Eine Karriere stünde offen als Hilfsarbeiter der
beiden Großmächte, direkt und ohne Umschweife, wie sie
als Rolle in diesem pervertierten "Nord-Süd-Dialog"
maßgeschneidert erscheint.
Enrique kündigt. Er wechselt den Arbeitgeber und fliegt
nun mit verbilligten AERO MEXICO-Tickets weg aus seiner
Heimat, kommt mich auf Zwischenaufenthalten weiter
besuchen, aber sein Ziel ist nun klar: Irgendwo, abseits
von weiteren Verletzungsmöglichkeiten beginnt er, sich
ein Nest zu bauen.
Im August 1987 kam sein Sohn Jan auf die Welt, geboren
von Jitka, deren Heimat nun die meines Bruders aus Mexico
wird.
Als meine Frau und ich in jenem Winter 1986/87 beide
besuchen, ist unsere erste Station Prag versunken in
Schnee. Auf der Suche nach unserer Übernachtungsadresse
haben wir uns spät in der Nacht restlos verirrt und
landen auf einem leeren Busbahnhof. Kaum haben wir ihn
wieder verlassen, stoppt eine Polizeistreife unseren
Wagen mit dem D-Kennzeichen. Wir sind erleichtert, können
wir doch jetzt auf Hilfe hoffen. Die Hilfe bleibt aus,
stattdessen zahle ich zweihundert Kronen Strafe für
widerrechtliches Befahren eines leeren Busbahnhofes.

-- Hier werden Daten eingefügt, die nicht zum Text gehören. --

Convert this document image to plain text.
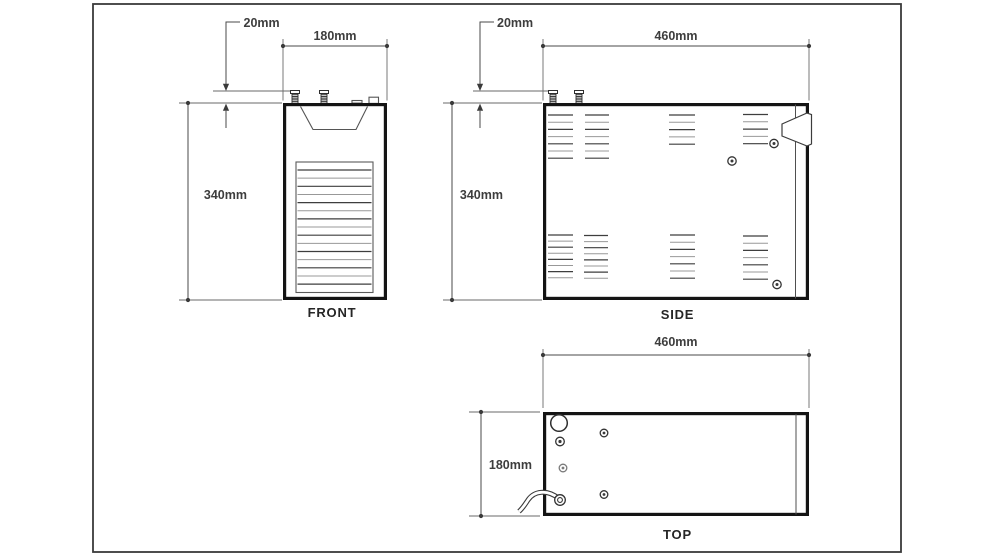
180mm
20mm
340mm
FRONT
460mm
20mm
340mm
SIDE
460mm
180mm
TOP
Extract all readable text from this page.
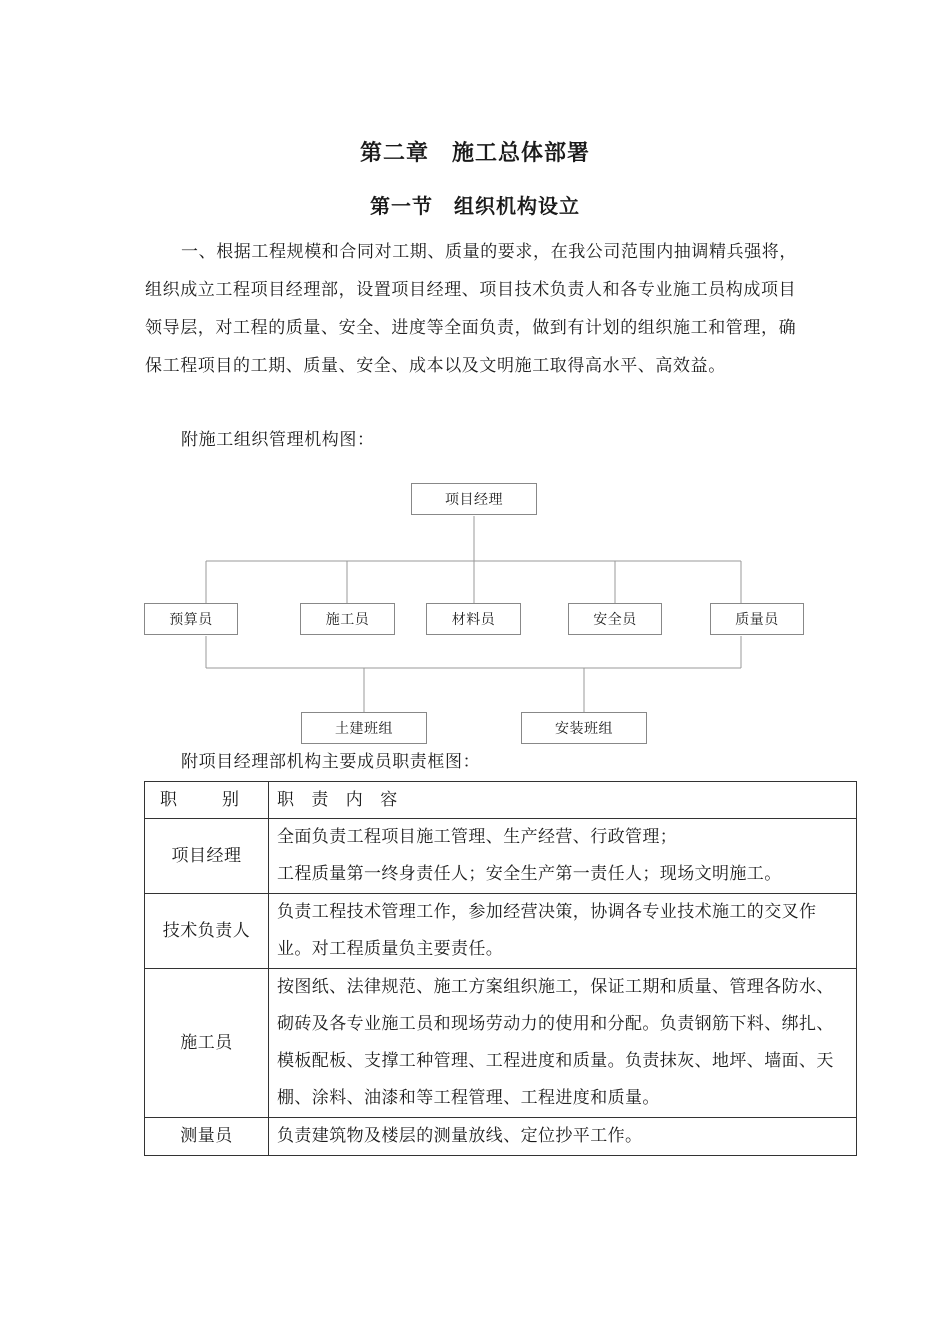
第二章　施工总体部署
第一节　组织机构设立

一、根据工程规模和合同对工期、质量的要求，在我公司范围内抽调精兵强将，组织成立工程项目经理部，设置项目经理、项目技术负责人和各专业施工员构成项目领导层，对工程的质量、安全、进度等全面负责，做到有计划的组织施工和管理，确保工程项目的工期、质量、安全、成本以及文明施工取得高水平、高效益。

附施工组织管理机构图：
项目经理
预算员	施工员	材料员	安全员	质量员
土建班组	安装班组
附项目经理部机构主要成员职责框图：
职　别	职 责 内 容
项目经理	全面负责工程项目施工管理、生产经营、行政管理；
工程质量第一终身责任人；安全生产第一责任人；现场文明施工。

技术负责人	负责工程技术管理工作，参加经营决策，协调各专业技术施工的交叉作业。对工程质量负主要责任。

施工员	按图纸、法律规范、施工方案组织施工，保证工期和质量、管理各防水、砌砖及各专业施工员和现场劳动力的使用和分配。负责钢筋下料、绑扎、模板配板、支撑工种管理、工程进度和质量。负责抹灰、地坪、墙面、天棚、涂料、油漆和等工程管理、工程进度和质量。

测量员	负责建筑物及楼层的测量放线、定位抄平工作。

Unseren Weg müssen wir alleine suchen.
Mein Bruder ertrug diese Art von Kälte nicht. Wegen
seiner Sprachkenntnisse beschäftigten ihn die
staatlichen Arbeitgeber als Dolmetscher für Touristen im
ehemaligen Konzentrationslager Theresienstadt! Dann
schoben sie den Vollakademiker an die Rezeption eines
Hotels ab, wo er nebenbei Zimmer zu säubern hatte.
Ohne Hoffnung auf einen zweiten Frühling in Prag floh er
allein zurück nach Mexico, wo Jahre zuvor
der erste Versuch, eine Heimat für seine Familie zu
schaffen, gescheitert war. Daß wenige Monate später ein
Schriftsteller als Präsident in den Prager Hradschin
einziehen würde, mit dem Versprechen, die Eiszeit zu
beenden, war noch ein Sänger-Traum "Imagine"!